Speaking before the Republican crowd gathered in his home state, Rubio, whose parents emigrated from Cuba to the United States in the 1950s, recounted the sacrifices his mother and father made to provide a better life for him and his siblings and noted how his grandfather repeated to him that there was "no limit to how far I could go, because I was an American."
"They emigrated to America with little more than the hope of a better life," Rubio said. "My dad was a bartender. My mom was a cashier, a hotel maid and a stock clerk at Kmart. They never made it big. They were never rich. And yet, they were successful -- because just a few decades removed from hopelessness, they made possible for us all the things that had been impossible for them."
"He was grateful for the work he had, but that's not the life he wanted for us," Rubio said of his father's job as a bartender. "He stood behind a bar in the back of the room all those years so one day I could stand behind a podium in the front of a room. That journey, from behind that bar to behind this podium, goes to the essence of the American miracle -- that we're exceptional not because we have more rich people here. We're special because dreams that are impossible anywhere else, they come true here. That's not just my story. That's your story. That's our story."
Rubio weaved a thread between the success story of the young Florida senator and the personal attributes and leadership capabilities he said Romney possesses.
"Mitt Romney's success in business is well known. But we've also learned he's so much more than that. He's a devoted husband, a father, a grandfather, a generous member of his community and church, a role model for younger Americans, like myself," Rubio said. "Everywhere he's been, he's volunteered his time and talent to make things better for those around him.
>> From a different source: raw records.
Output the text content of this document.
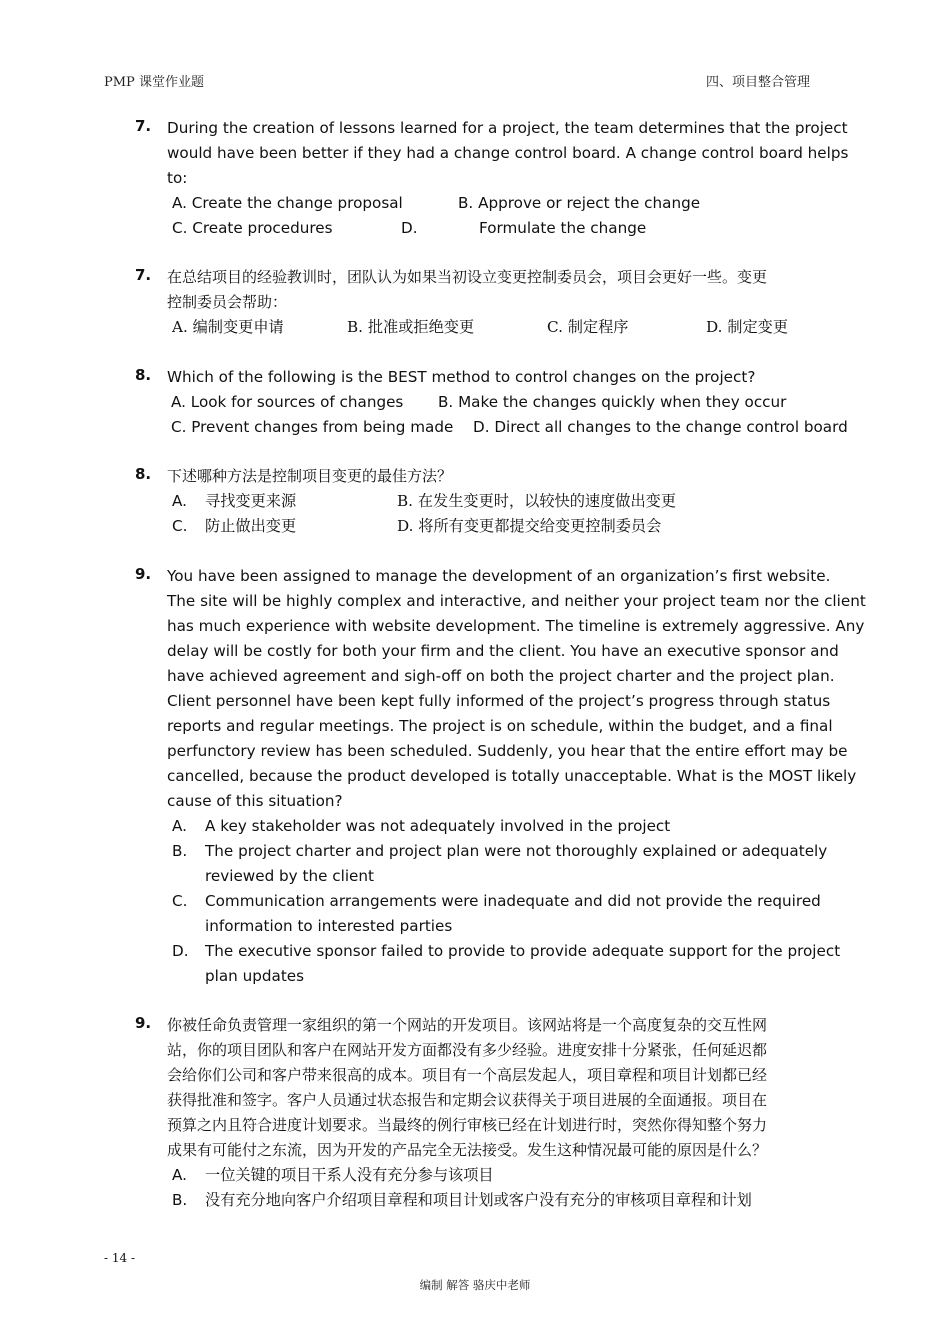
PMP 课堂作业题	四、项目整合管理
7. During the creation of lessons learned for a project, the team determines that the project
would have been better if they had a change control board. A change control board helps
to:
A. Create the change proposal	B. Approve or reject the change
C. Create procedures	D.	Formulate the change
7. 在总结项目的经验教训时，团队认为如果当初设立变更控制委员会，项目会更好一些。变更
控制委员会帮助：
A. 编制变更申请	B. 批准或拒绝变更	C. 制定程序	D. 制定变更
8. Which of the following is the BEST method to control changes on the project?
A. Look for sources of changes B. Make the changes quickly when they occur
C. Prevent changes from being made D. Direct all changes to the change control board
8. 下述哪种方法是控制项目变更的最佳方法？
A. 寻找变更来源	B. 在发生变更时，以较快的速度做出变更
C. 防止做出变更	D. 将所有变更都提交给变更控制委员会
9. You have been assigned to manage the development of an organization’s first website.
The site will be highly complex and interactive, and neither your project team nor the client
has much experience with website development. The timeline is extremely aggressive. Any
delay will be costly for both your firm and the client. You have an executive sponsor and
have achieved agreement and sigh-off on both the project charter and the project plan.
Client personnel have been kept fully informed of the project’s progress through status
reports and regular meetings. The project is on schedule, within the budget, and a final
perfunctory review has been scheduled. Suddenly, you hear that the entire effort may be
cancelled, because the product developed is totally unacceptable. What is the MOST likely
cause of this situation?
A. A key stakeholder was not adequately involved in the project
B. The project charter and project plan were not thoroughly explained or adequately
reviewed by the client
C. Communication arrangements were inadequate and did not provide the required
information to interested parties
D. The executive sponsor failed to provide to provide adequate support for the project
plan updates
9. 你被任命负责管理一家组织的第一个网站的开发项目。该网站将是一个高度复杂的交互性网
站，你的项目团队和客户在网站开发方面都没有多少经验。进度安排十分紧张，任何延迟都
会给你们公司和客户带来很高的成本。项目有一个高层发起人，项目章程和项目计划都已经
获得批准和签字。客户人员通过状态报告和定期会议获得关于项目进展的全面通报。项目在
预算之内且符合进度计划要求。当最终的例行审核已经在计划进行时，突然你得知整个努力
成果有可能付之东流，因为开发的产品完全无法接受。发生这种情况最可能的原因是什么？
A. 一位关键的项目干系人没有充分参与该项目
B. 没有充分地向客户介绍项目章程和项目计划或客户没有充分的审核项目章程和计划
- 14 -
编制 解答 骆庆中老师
We are blessed that a man like this will soon be the president of these United States."
Rubio, who previously has called the president one of the most "divisive figures" in modern American politics, Thursday night said the problem wasn't that Obama is a bad person, "our problem is he's a bad president."
"Under Barack Obama, the only 'change' is that 'hope' is hard to find," Rubio said, citing Obama slogans from the 2008 election. "Now, sadly, millions of Americans are insecure about their future. But instead of inspiring us by reminding us of what makes us special, he divides us against each other. He tells Americans they're worse off because others are better off, that rich people got rich by making other people poor. Hope and change has become divide and conquer."
"It doesn't matter how you feel about President Obama, because this election is about your future, not his," he added. "And it's not simply a choice between a Democrat and a Republican. It's a choice about what kind of country we want America to be."
Rubio's speech not only tried to highlight differences between the president and Romney, it also drew on themes of American exceptionalism, describing the ideals and principles upon which the country was built and claiming, "These last few years have tested your faith in the promise of America."
"America was founded on the principle that every person has God-given rights, founded on the belief that power belongs to the people, that government exists to protect our rights and serve our interests, and that no one should be trapped in the circumstances of our birth," Rubio said. "We should be free to go as far as our talents and work can take us."
Rubio made the case that in order to ensure the "American miracle" is achieved in future generations, the country must elect Romney as president.
"The story of our time will be written by Americans who haven't yet been born," Rubio said. "Let's make sure they write that we did our part, that we chose more freedom instead of more government. We chose the principles of our founding to solve the challenges of our time. We chose Mitt Romney to lead our nation. And because we did, the American miracle lived on for another generation to inherit."